Let's be frank. Managers at all levels are under a lot of pressure in this recession. Just yesterday we were at a party where a long-time friend, a senior exec at a major corporation, was present. In a brief conversation with his wife, she indicated that he had laid off 500 workers over the past few weeks, and she wasn't certain how he could handle the stress. Thankfully, for both the sake of employees as well as execs, there are very few of those settings. Responsibilities like that are one of the reasons many bosses lack significantly in transparency.
Still, the truth of the matter is that most of us, in a normal situation (whatever that is) would prefer our bosses to be more open with us.

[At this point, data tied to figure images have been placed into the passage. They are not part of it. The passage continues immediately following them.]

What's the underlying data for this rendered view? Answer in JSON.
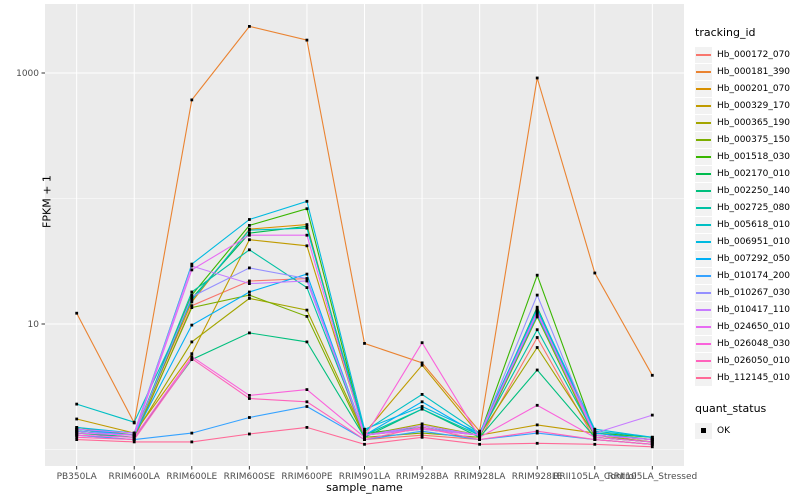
{
  "chart_data": {
    "type": "line",
    "title": "",
    "xlabel": "sample_name",
    "ylabel": "FPKM + 1",
    "y_scale": "log10",
    "grid": true,
    "legend_position": "right",
    "y_major_ticks": [
      {
        "label": "1000",
        "value": 1000
      },
      {
        "label": "10",
        "value": 10
      }
    ],
    "y_minor_values": [
      100,
      1
    ],
    "ylim": [
      0.75,
      3500
    ],
    "categories": [
      "PB350LA",
      "RRIM600LA",
      "RRIM600LE",
      "RRIM600SE",
      "RRIM600PE",
      "RRIM901LA",
      "RRIM928BA",
      "RRIM928LA",
      "RRIM928LE",
      "RRII105LA_Control",
      "RRII105LA_Stressed"
    ],
    "legend_title": "tracking_id",
    "series": [
      {
        "name": "Hb_000172_070",
        "color": "#F8766D",
        "values": [
          1.3,
          1.2,
          14.0,
          22.0,
          23.0,
          1.2,
          1.3,
          1.2,
          7.8,
          1.2,
          1.1
        ]
      },
      {
        "name": "Hb_000181_390",
        "color": "#EA8331",
        "values": [
          12.2,
          1.63,
          610,
          2350,
          1830,
          7.0,
          4.9,
          1.4,
          912,
          25.5,
          3.9
        ]
      },
      {
        "name": "Hb_000201_070",
        "color": "#D89000",
        "values": [
          1.5,
          1.3,
          15.0,
          57.0,
          62.0,
          1.3,
          1.5,
          1.3,
          12.5,
          1.3,
          1.2
        ]
      },
      {
        "name": "Hb_000329_170",
        "color": "#C09B00",
        "values": [
          1.75,
          1.35,
          5.8,
          47.0,
          42.0,
          1.35,
          4.7,
          1.3,
          1.57,
          1.35,
          1.2
        ]
      },
      {
        "name": "Hb_000365_190",
        "color": "#A3A500",
        "values": [
          1.4,
          1.3,
          7.2,
          16.0,
          12.9,
          1.3,
          1.6,
          1.3,
          6.5,
          1.3,
          1.15
        ]
      },
      {
        "name": "Hb_000375_150",
        "color": "#7CAE00",
        "values": [
          1.35,
          1.25,
          13.5,
          17.0,
          11.5,
          1.25,
          1.35,
          1.25,
          11.4,
          1.25,
          1.15
        ]
      },
      {
        "name": "Hb_001518_030",
        "color": "#39B600",
        "values": [
          1.45,
          1.3,
          17.0,
          61.0,
          83.0,
          1.35,
          1.5,
          1.3,
          24.5,
          1.35,
          1.25
        ]
      },
      {
        "name": "Hb_002170_010",
        "color": "#00BB4E",
        "values": [
          1.4,
          1.3,
          16.0,
          53.0,
          60.0,
          1.3,
          1.45,
          1.3,
          13.6,
          1.3,
          1.2
        ]
      },
      {
        "name": "Hb_002250_140",
        "color": "#00BF7D",
        "values": [
          1.35,
          1.25,
          5.2,
          8.5,
          7.2,
          1.25,
          2.1,
          1.25,
          4.3,
          1.25,
          1.15
        ]
      },
      {
        "name": "Hb_002725_080",
        "color": "#00C1A3",
        "values": [
          1.4,
          1.3,
          18.0,
          39.0,
          19.5,
          1.3,
          2.1,
          1.3,
          9.0,
          1.3,
          1.2
        ]
      },
      {
        "name": "Hb_005618_010",
        "color": "#00BFC4",
        "values": [
          2.3,
          1.65,
          15.5,
          56.0,
          58.0,
          1.4,
          2.75,
          1.35,
          12.8,
          1.4,
          1.25
        ]
      },
      {
        "name": "Hb_006951_010",
        "color": "#00BAE0",
        "values": [
          1.5,
          1.35,
          30.0,
          68.0,
          95.0,
          1.45,
          2.2,
          1.35,
          13.2,
          1.45,
          1.25
        ]
      },
      {
        "name": "Hb_007292_050",
        "color": "#00B0F6",
        "values": [
          1.45,
          1.3,
          9.8,
          18.0,
          25.0,
          1.3,
          2.4,
          1.3,
          11.8,
          1.35,
          1.2
        ]
      },
      {
        "name": "Hb_010174_200",
        "color": "#35A2FF",
        "values": [
          1.3,
          1.2,
          1.35,
          1.8,
          2.2,
          1.2,
          1.4,
          1.2,
          1.35,
          1.2,
          1.1
        ]
      },
      {
        "name": "Hb_010267_030",
        "color": "#9590FF",
        "values": [
          1.4,
          1.3,
          16.5,
          28.0,
          23.0,
          1.3,
          1.5,
          1.3,
          17.0,
          1.3,
          1.2
        ]
      },
      {
        "name": "Hb_010417_110",
        "color": "#C77CFF",
        "values": [
          1.45,
          1.35,
          29.0,
          21.0,
          22.0,
          1.3,
          1.55,
          1.3,
          12.2,
          1.35,
          1.88
        ]
      },
      {
        "name": "Hb_024650_010",
        "color": "#E76BF3",
        "values": [
          1.35,
          1.3,
          27.0,
          51.0,
          51.0,
          1.3,
          1.45,
          1.3,
          12.5,
          1.3,
          1.2
        ]
      },
      {
        "name": "Hb_026048_030",
        "color": "#FA62DB",
        "values": [
          1.3,
          1.25,
          5.5,
          2.7,
          3.0,
          1.25,
          7.1,
          1.25,
          2.25,
          1.25,
          1.15
        ]
      },
      {
        "name": "Hb_026050_010",
        "color": "#FF62BC",
        "values": [
          1.25,
          1.2,
          5.3,
          2.55,
          2.4,
          1.2,
          1.5,
          1.2,
          1.4,
          1.2,
          1.1
        ]
      },
      {
        "name": "Hb_112145_010",
        "color": "#FF6A98",
        "values": [
          1.2,
          1.15,
          1.15,
          1.33,
          1.5,
          1.1,
          1.25,
          1.1,
          1.12,
          1.1,
          1.05
        ]
      }
    ],
    "legend2": {
      "title": "quant_status",
      "items": [
        {
          "label": "OK",
          "shape": "filled-square",
          "color": "#000000"
        }
      ]
    }
  },
  "style_colors": {
    "panel_bg": "#EBEBEB",
    "grid": "#FFFFFF",
    "tick_label": "#4D4D4D",
    "tick_mark": "#333333",
    "point": "#000000"
  }
}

In a recent post, Lance Haun asked what some of us had learned about how to convince execs to be more transparent. Since my consulting relationship brings near automatic transparency, I hadn't thought about the issue, but I tossed a few comments into the hopper. After reflection I'm not so certain about some of them, but here's where I am now.
It's inevitable that when managers, no matter what their personality, are given power, they will become less focused on what others need in terms of openness or transparency--and that's a consistent research conclusion.
--asking about transparency is really about challenging a deeply held mental model about how the world of business works, a model that is gradually changing (more openness) in the new economy.
--transparency is a learned behavior. Most managers believe that power is fundamentally opaque so changing that model takes time.
--transparency is contextual. Managers will gradually be transparent with some and not with others--at least in some situations.
--trust is especially important to execs. They're not going to share info with people who have loose lips.
--some info simply can't be shared. I remember asking a question of Pat McGinnis, CEO of Ralston Purina, a guy I have a lot admiration for. He responded with a smile and a quick response, "Oh no. That's not information I'm going to share with you." And he explained why he couldn't. However, on other occasions, he was quite wiilling to share confidentialities about relevant issues, personnel, etc.
When there's info you want and you're not certain about whether your manager can or will give it to you, always give her an out when you ask for it. You might say something like, "I'm not certain you can share this info with me, but I'd like input about. . . . I need the info because. . . . And what I'd like to know is. . . ."
Most of the time I'm an incrementalist in my way of dealing with change. Go slowly, nudge the person occasionally, and keep it up until you get what you want, or you're told that dog won't hunt.